I actually require only 0.01 C accuracy - resolution the same figure.

Anyway, thank you all again for your ideas, plenty to go on.

---

**the actual quote was "Using a high-quality handheld digital multimeter that can measure 1000 ohms [Must have meant PT1000 - although the article was using a PT100] of resistance to within 0.02 ohms amateurs can now resolve temperatures to within 0.005 degrees C."

Very misleading to the casual reader - no mention of non-linearity anywhere in the article.

 

[AllyCat]

Hi,

"... resistance to within 0.02 ohms amateurs can now resolve temperatures to within 0.005 degrees C."

But the article does say "resolve to" NOT "accurate to" and the difference can be enormous. Typically at least one and maybe two orders of magnitude difference between resolution and accuracy.

So IMHO your aim for "0.01 degree C accuracy" is still VERY ambitious. And how will you know if you've actually achieved it?

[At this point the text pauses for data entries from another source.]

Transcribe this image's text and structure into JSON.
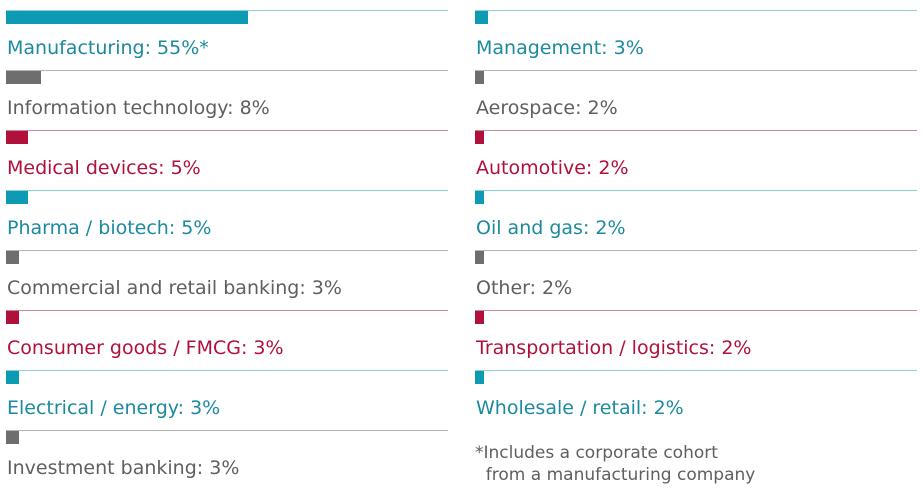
{
  "colors": {
    "teal": "#0c9bb2",
    "gray": "#6e6e6e",
    "red": "#b0113a"
  },
  "chart_data": {
    "type": "bar",
    "unit": "%",
    "categories": [
      "Manufacturing",
      "Information technology",
      "Medical devices",
      "Pharma / biotech",
      "Commercial and retail banking",
      "Consumer goods / FMCG",
      "Electrical / energy",
      "Investment banking",
      "Management",
      "Aerospace",
      "Automotive",
      "Oil and gas",
      "Other",
      "Transportation / logistics",
      "Wholesale / retail"
    ],
    "values": [
      55,
      8,
      5,
      5,
      3,
      3,
      3,
      3,
      3,
      2,
      2,
      2,
      2,
      2,
      2
    ],
    "xlim": [
      0,
      100
    ],
    "items": [
      {
        "label": "Manufacturing: 55%*",
        "value": 55,
        "color": "teal"
      },
      {
        "label": "Information technology: 8%",
        "value": 8,
        "color": "gray"
      },
      {
        "label": "Medical devices: 5%",
        "value": 5,
        "color": "red"
      },
      {
        "label": "Pharma / biotech: 5%",
        "value": 5,
        "color": "teal"
      },
      {
        "label": "Commercial and retail banking: 3%",
        "value": 3,
        "color": "gray"
      },
      {
        "label": "Consumer goods / FMCG: 3%",
        "value": 3,
        "color": "red"
      },
      {
        "label": "Electrical / energy: 3%",
        "value": 3,
        "color": "teal"
      },
      {
        "label": "Investment banking: 3%",
        "value": 3,
        "color": "gray"
      },
      {
        "label": "Management: 3%",
        "value": 3,
        "color": "teal"
      },
      {
        "label": "Aerospace: 2%",
        "value": 2,
        "color": "gray"
      },
      {
        "label": "Automotive: 2%",
        "value": 2,
        "color": "red"
      },
      {
        "label": "Oil and gas: 2%",
        "value": 2,
        "color": "teal"
      },
      {
        "label": "Other: 2%",
        "value": 2,
        "color": "gray"
      },
      {
        "label": "Transportation / logistics: 2%",
        "value": 2,
        "color": "red"
      },
      {
        "label": "Wholesale / retail: 2%",
        "value": 2,
        "color": "teal"
      }
    ],
    "footnote": "*Includes a corporate cohort\n  from a manufacturing company"
  }
}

In practice a DS18B20 is likely to give just as good accuracy in a PICaxe environment and certainly should be included as a "sanity check" on whatever you construct.

Cheers, Alan.

 

[nekomatic]

Can you give us any more detail about your application, and are you wedded to the 3-wire Pt100 for some reason or could you consider alternatives? 0.01 degC resolution is doable but for absolute accuracy of even a few tenths of a degree you are going to have to spend some money, not least on calibration (and regular recalibration). What's your budget?

The suggestion of a 4-20mA transmitter plus resistor is a good one, you might look at these for example: http://www.tcdirect.co.uk/Default.aspx?level=2&department_id=250

Another approach if small size isn't important could be to pick up a decent secondhand benchtop multimeter with serial interface - some of these are capable of 4-wire resistance measurements if you used a 4-wire probe, or you could look at a Pt1000 probe where lead resistance will make that much less of a contribution. I'm told that thermistors can be pretty much as good as PRT's over the temperature range you're talking about, though I've not used them myself and you'd need to deal with the linearisation function.

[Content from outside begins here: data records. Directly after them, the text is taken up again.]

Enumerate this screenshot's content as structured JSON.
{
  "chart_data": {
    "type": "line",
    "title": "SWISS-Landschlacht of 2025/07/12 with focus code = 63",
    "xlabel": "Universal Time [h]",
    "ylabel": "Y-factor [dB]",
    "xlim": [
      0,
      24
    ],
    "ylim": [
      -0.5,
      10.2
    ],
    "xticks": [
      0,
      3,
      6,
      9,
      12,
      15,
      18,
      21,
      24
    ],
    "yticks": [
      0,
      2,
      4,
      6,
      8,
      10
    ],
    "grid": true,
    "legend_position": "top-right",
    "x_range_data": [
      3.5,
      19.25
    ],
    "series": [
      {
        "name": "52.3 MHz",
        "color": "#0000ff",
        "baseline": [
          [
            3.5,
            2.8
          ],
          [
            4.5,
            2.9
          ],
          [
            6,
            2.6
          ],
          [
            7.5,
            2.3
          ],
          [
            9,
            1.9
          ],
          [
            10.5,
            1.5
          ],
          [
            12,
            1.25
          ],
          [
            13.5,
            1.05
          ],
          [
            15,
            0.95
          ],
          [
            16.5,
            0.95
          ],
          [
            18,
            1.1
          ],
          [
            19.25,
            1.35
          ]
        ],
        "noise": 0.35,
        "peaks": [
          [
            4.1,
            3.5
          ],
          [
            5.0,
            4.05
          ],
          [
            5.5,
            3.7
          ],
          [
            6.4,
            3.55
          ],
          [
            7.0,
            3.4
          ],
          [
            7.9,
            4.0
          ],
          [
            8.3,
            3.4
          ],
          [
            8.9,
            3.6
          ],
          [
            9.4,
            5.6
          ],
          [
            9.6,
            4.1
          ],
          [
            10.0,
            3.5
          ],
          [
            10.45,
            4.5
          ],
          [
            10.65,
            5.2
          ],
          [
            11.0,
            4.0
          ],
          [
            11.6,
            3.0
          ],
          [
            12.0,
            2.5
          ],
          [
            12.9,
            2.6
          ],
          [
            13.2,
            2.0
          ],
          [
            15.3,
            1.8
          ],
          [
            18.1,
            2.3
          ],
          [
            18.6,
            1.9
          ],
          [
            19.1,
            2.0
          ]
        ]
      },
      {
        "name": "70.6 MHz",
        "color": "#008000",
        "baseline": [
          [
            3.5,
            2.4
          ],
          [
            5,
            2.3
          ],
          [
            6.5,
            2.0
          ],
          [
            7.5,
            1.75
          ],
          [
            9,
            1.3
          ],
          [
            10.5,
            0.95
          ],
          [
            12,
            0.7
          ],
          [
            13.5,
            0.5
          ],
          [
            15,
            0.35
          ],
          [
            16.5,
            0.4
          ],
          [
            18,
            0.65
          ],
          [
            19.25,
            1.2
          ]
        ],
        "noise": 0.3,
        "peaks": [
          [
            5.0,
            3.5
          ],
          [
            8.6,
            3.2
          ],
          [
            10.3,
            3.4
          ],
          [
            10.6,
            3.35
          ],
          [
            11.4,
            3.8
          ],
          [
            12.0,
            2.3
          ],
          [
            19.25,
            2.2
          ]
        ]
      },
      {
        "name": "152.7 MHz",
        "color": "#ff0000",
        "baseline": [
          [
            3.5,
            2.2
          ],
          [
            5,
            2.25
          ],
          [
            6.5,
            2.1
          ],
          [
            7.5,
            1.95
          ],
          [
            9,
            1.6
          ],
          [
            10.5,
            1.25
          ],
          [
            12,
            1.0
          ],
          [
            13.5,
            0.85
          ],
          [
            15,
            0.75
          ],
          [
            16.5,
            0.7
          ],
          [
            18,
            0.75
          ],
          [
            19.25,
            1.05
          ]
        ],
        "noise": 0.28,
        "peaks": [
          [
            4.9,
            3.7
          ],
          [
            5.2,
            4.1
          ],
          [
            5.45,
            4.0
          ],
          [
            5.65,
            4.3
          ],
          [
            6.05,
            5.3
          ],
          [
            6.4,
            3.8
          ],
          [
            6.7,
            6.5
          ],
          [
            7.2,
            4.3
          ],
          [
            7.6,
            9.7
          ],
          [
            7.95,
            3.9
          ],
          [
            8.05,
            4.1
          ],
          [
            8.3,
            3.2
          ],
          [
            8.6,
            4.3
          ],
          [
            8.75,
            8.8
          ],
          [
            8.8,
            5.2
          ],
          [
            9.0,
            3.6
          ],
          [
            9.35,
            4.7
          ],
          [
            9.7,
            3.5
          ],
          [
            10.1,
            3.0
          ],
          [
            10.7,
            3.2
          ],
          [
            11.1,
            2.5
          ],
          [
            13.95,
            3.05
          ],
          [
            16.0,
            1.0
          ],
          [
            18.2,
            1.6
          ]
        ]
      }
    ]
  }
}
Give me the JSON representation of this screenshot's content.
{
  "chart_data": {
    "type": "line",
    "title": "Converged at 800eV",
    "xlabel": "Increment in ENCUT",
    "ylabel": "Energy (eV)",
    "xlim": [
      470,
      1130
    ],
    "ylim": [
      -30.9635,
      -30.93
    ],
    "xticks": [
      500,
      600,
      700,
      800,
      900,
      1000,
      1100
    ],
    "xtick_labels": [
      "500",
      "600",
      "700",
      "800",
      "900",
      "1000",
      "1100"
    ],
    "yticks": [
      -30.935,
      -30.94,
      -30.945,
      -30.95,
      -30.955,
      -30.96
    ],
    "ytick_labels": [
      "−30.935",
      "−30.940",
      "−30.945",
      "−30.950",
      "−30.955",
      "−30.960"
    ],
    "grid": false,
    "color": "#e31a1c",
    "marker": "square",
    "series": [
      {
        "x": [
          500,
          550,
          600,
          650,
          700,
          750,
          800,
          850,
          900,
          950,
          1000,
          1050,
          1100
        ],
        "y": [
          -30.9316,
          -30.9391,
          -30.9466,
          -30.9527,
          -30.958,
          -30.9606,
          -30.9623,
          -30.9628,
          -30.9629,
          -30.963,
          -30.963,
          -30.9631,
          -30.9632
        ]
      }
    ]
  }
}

What's your application and what's your budget?

 

[EPAIII]

Resistance can not be measured directly. There is no balance scale that tips due to resistance. It is measured by knowing two other quantities, current and Voltage, and applying some math called Ohms Law. R = E/I.

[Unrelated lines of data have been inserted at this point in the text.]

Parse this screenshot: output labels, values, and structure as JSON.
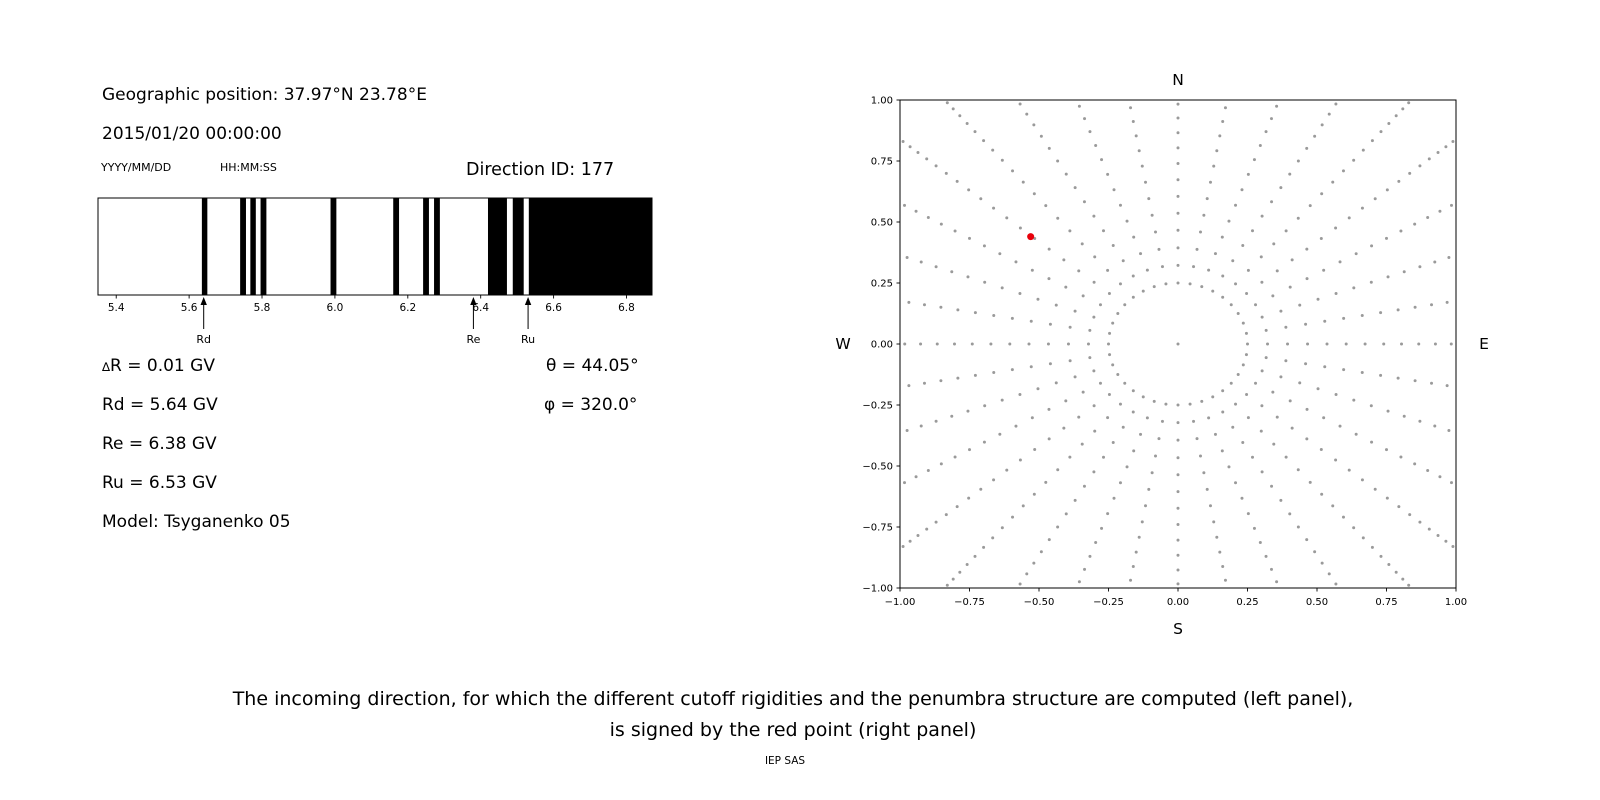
{
  "info": {
    "geo_position": "Geographic position: 37.97°N 23.78°E",
    "datetime": "2015/01/20 00:00:00",
    "date_format": "YYYY/MM/DD",
    "time_format": "HH:MM:SS",
    "direction_id": "Direction ID: 177",
    "delta_symbol": "∆",
    "delta_rest": "R = 0.01 GV",
    "rd": "Rd = 5.64 GV",
    "re": "Re = 6.38 GV",
    "ru": "Ru = 6.53 GV",
    "model": "Model: Tsyganenko 05",
    "theta": "θ = 44.05°",
    "phi": "φ = 320.0°"
  },
  "caption": {
    "line1": "The incoming direction, for which the different cutoff rigidities and the penumbra structure are computed (left panel),",
    "line2": "is signed by the red point (right panel)",
    "credit": "IEP SAS"
  },
  "chart_data": [
    {
      "type": "bar",
      "subtype": "penumbra-barcode",
      "description": "Penumbra structure: black bands are forbidden rigidity intervals (GV)",
      "xlim": [
        5.35,
        6.87
      ],
      "xticks": [
        5.4,
        5.6,
        5.8,
        6.0,
        6.2,
        6.4,
        6.6,
        6.8
      ],
      "bands_gv": [
        [
          5.635,
          5.65
        ],
        [
          5.74,
          5.756
        ],
        [
          5.768,
          5.783
        ],
        [
          5.796,
          5.812
        ],
        [
          5.988,
          6.004
        ],
        [
          6.16,
          6.176
        ],
        [
          6.242,
          6.258
        ],
        [
          6.272,
          6.288
        ],
        [
          6.42,
          6.472
        ],
        [
          6.488,
          6.518
        ],
        [
          6.532,
          6.87
        ]
      ],
      "markers": [
        {
          "label": "Rd",
          "value": 5.64
        },
        {
          "label": "Re",
          "value": 6.38
        },
        {
          "label": "Ru",
          "value": 6.53
        }
      ],
      "band_color": "#000000",
      "background": "#ffffff"
    },
    {
      "type": "scatter",
      "subtype": "direction-sky-map",
      "description": "Grid of incoming directions (grey dots, radial spokes); red point marks Direction ID 177",
      "xlim": [
        -1,
        1
      ],
      "ylim": [
        -1,
        1
      ],
      "xticks": [
        -1.0,
        -0.75,
        -0.5,
        -0.25,
        0.0,
        0.25,
        0.5,
        0.75,
        1.0
      ],
      "yticks": [
        -1.0,
        -0.75,
        -0.5,
        -0.25,
        0.0,
        0.25,
        0.5,
        0.75,
        1.0
      ],
      "compass": {
        "top": "N",
        "bottom": "S",
        "left": "W",
        "right": "E"
      },
      "spokes": {
        "azimuth_count": 36,
        "azimuth_step_deg": 10,
        "radii": [
          0.25,
          0.322,
          0.394,
          0.466,
          0.536,
          0.605,
          0.673,
          0.74,
          0.804,
          0.866,
          0.926,
          0.983,
          1.037,
          1.088,
          1.136,
          1.18,
          1.221,
          1.258,
          1.291,
          1.319,
          1.344,
          1.364,
          1.38,
          1.391,
          1.398,
          1.4
        ]
      },
      "center_point": [
        0,
        0
      ],
      "red_point": [
        -0.53,
        0.44
      ],
      "dot_color": "#9a9a9a",
      "red_color": "#e8000b"
    }
  ]
}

So, in order to measure resistance, to whatever degree of accuracy you wish (coarse of very fine), you need to apply a Voltage to the resistance element you are trying to measure and then actually measure both the Voltage across it and the current through it. Sounds easy, but it isn't. At a coarse level, it is easy. Volt meter across the resistance and an Ampere meter in series and bing-bang, done.

But as you want finer resolution, problems crop up in that simple scenario. That Volt meter that is across the resistance also draws some current in order to operate. Since the two are in parallel, that current will be added to the current in the resistance you are trying to measure so the reading on your Ampere meter will be wrong by a small, but perhaps significant amount. So your resistance calculation is also wrong. AND the amount of error will vary as the resistance varies.

This is ONLY ONE REASON why it takes some complicated measures to produce the degree of accuracy that you are asking about. Other problems would include the temperature of all the components in your circuit, any short and long term aging, power supply variations, random noise pick-up from the environment, etc., etc., etc.

If you have an independent way of measuring the actual temperature at many points along the range you are interested in, you may be able to construct a simple circuit and just calibrate it. But even there, I think you are going to be disappointed in the accuracy of the device over a period of time.

Oh, and consider, according to sghioto's post you are working with a 38.4 Ohm change for a 100 degree C range. That neans you have 0.384 Ohms per degree and you say you want 0.01 degree accuracy. So, you need to measure the resistance to better than +/- 0.00384 Ohms. I think the very temperature of your wires is going to be a major concern. Perhaps you can rethink this?